Almsgiving, praying, fasting — these are practices meant to remind us of each other. But has being faithful become a matter of making sure we are seen rather than of training our hearts and minds to see each other? Marina’s fellow congregant in the Zoom call was more than willing to help the church with what it needed to do. But as her question revealed, he had forgotten who the church is called to be. His “we” was no more than an “I.”
Yet even when the church forgets, God remembers. In each of the dictates to his followers, Jesus reminds them of the “Father who sees in secret.” He reminds us that God’s concern for us is not measured by our conspicuousness, nor is it limited by our narrow imagination.
Accompanying our neighbors in God’s work of building a just world where all are fed means reimagining who we are and who we are called to be. There are so many stories shared across this church about friends and neighbors addressing hunger and poverty together. But perhaps the significance of faith in God, who “sees in secret,” is best exemplified not by the stories we can tell but by the stories we can’t — stories of God at work “in secret” and in hidden ways. These are the stories we don’t hear, of neighbors whose names can’t be shared.
They include the story of the clinic that cannot be named because unjust laws would put its noncitizen clients at risk. They include the story of women in a shelter whose names must be hidden to keep the women safe from their abusers. They include the story of ministries in conflict zones whose details cannot be shared without exposing workers and guests to violence.
These are the stories that cannot be trumpeted but are nevertheless triumphant examples of the work of God, “who sees in secret.”
Ending hunger means seeing what unjust power tries to keep hidden.
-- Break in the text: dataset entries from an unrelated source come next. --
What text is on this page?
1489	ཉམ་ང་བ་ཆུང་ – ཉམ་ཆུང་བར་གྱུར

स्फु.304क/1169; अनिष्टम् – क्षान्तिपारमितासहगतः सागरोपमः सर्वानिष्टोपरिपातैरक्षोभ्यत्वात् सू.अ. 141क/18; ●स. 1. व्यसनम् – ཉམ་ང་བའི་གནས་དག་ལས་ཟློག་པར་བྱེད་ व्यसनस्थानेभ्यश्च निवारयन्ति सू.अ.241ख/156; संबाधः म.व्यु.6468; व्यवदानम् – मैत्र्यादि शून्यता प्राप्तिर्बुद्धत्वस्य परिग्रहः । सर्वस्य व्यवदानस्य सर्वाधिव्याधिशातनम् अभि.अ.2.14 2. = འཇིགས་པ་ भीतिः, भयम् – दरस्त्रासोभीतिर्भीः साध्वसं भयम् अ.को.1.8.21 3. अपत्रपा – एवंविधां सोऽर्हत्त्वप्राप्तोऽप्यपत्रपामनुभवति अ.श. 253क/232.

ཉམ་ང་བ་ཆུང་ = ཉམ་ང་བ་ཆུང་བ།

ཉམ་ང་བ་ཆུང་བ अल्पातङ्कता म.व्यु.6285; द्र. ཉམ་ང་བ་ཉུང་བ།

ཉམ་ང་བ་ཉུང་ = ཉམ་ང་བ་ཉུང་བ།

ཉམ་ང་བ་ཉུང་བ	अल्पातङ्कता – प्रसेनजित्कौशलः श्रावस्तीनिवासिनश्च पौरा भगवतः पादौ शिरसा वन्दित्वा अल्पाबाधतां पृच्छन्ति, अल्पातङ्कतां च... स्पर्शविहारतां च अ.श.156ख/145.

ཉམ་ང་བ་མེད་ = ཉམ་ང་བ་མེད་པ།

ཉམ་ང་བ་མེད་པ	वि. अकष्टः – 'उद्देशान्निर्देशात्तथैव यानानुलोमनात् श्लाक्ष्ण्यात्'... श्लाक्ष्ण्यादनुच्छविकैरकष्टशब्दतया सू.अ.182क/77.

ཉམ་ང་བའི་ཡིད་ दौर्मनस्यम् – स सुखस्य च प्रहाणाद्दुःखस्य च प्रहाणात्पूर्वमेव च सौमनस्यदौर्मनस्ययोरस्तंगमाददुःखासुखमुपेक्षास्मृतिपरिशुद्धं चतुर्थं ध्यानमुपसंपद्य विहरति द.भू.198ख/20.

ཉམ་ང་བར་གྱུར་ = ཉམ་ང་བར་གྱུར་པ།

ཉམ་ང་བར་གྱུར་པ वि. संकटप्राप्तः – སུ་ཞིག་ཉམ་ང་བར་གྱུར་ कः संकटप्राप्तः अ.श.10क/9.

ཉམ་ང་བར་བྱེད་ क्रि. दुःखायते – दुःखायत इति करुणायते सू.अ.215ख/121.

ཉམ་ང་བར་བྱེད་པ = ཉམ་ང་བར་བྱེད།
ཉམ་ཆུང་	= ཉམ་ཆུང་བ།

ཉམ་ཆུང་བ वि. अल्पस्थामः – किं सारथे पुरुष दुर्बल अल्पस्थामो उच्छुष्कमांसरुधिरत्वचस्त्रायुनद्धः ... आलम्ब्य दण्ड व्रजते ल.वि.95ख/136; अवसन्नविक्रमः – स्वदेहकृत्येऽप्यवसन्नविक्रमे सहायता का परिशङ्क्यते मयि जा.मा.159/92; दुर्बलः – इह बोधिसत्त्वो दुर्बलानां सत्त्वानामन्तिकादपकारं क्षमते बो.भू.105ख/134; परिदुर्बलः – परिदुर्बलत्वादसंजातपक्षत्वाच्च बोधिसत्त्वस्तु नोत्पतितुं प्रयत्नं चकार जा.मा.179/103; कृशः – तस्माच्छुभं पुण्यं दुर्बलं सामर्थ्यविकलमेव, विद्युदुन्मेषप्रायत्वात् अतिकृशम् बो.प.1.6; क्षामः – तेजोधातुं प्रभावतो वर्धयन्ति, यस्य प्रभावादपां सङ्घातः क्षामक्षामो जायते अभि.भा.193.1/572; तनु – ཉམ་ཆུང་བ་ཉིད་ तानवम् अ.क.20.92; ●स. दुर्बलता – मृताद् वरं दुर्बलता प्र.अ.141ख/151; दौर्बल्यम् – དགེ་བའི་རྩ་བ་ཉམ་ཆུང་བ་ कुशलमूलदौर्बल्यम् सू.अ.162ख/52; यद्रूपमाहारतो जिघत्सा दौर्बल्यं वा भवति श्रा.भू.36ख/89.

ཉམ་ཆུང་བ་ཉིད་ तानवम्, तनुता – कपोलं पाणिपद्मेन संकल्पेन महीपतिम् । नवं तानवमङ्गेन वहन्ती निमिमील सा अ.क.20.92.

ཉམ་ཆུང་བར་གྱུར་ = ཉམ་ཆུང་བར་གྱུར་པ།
It means defining “we” in a way that threatens the principalities and powers — including our own privilege — that make everything about “I.” And it means remembering, when we are isolated or marginalized, that “I” am never excluded from God’s “we.”
Jesus’ call in the Gospel reading reminds us that being the church requires a definition of community that is more expansive, more diverse and, thus, more beautiful than the exclusive vision put forth by
those in power.
- Think, journal or share about a time when you felt left out or unable to speak because of fear. How does that memory impact your reflection on this reading and devotion?
- The members of Marina’s church were unable to see that their ability to climb stairs gave them the privilege to gather together in one space. The members of the ancient church to which Jesus was speaking were unable to see that their ability to give alms, fast and pray in private rooms was a privilege. What are some ways that privilege might affect who feels included in your community?
- What does your church community look like? In what ways are all neighbors in your community invited to share their experiences and ideas openly and freely with your congregation?
Gracious and loving God, through your Son, Jesus Christ, our Lord, you bring light and life for all the world. Help us to listen, learn and love until your light and life fill every community. Amen.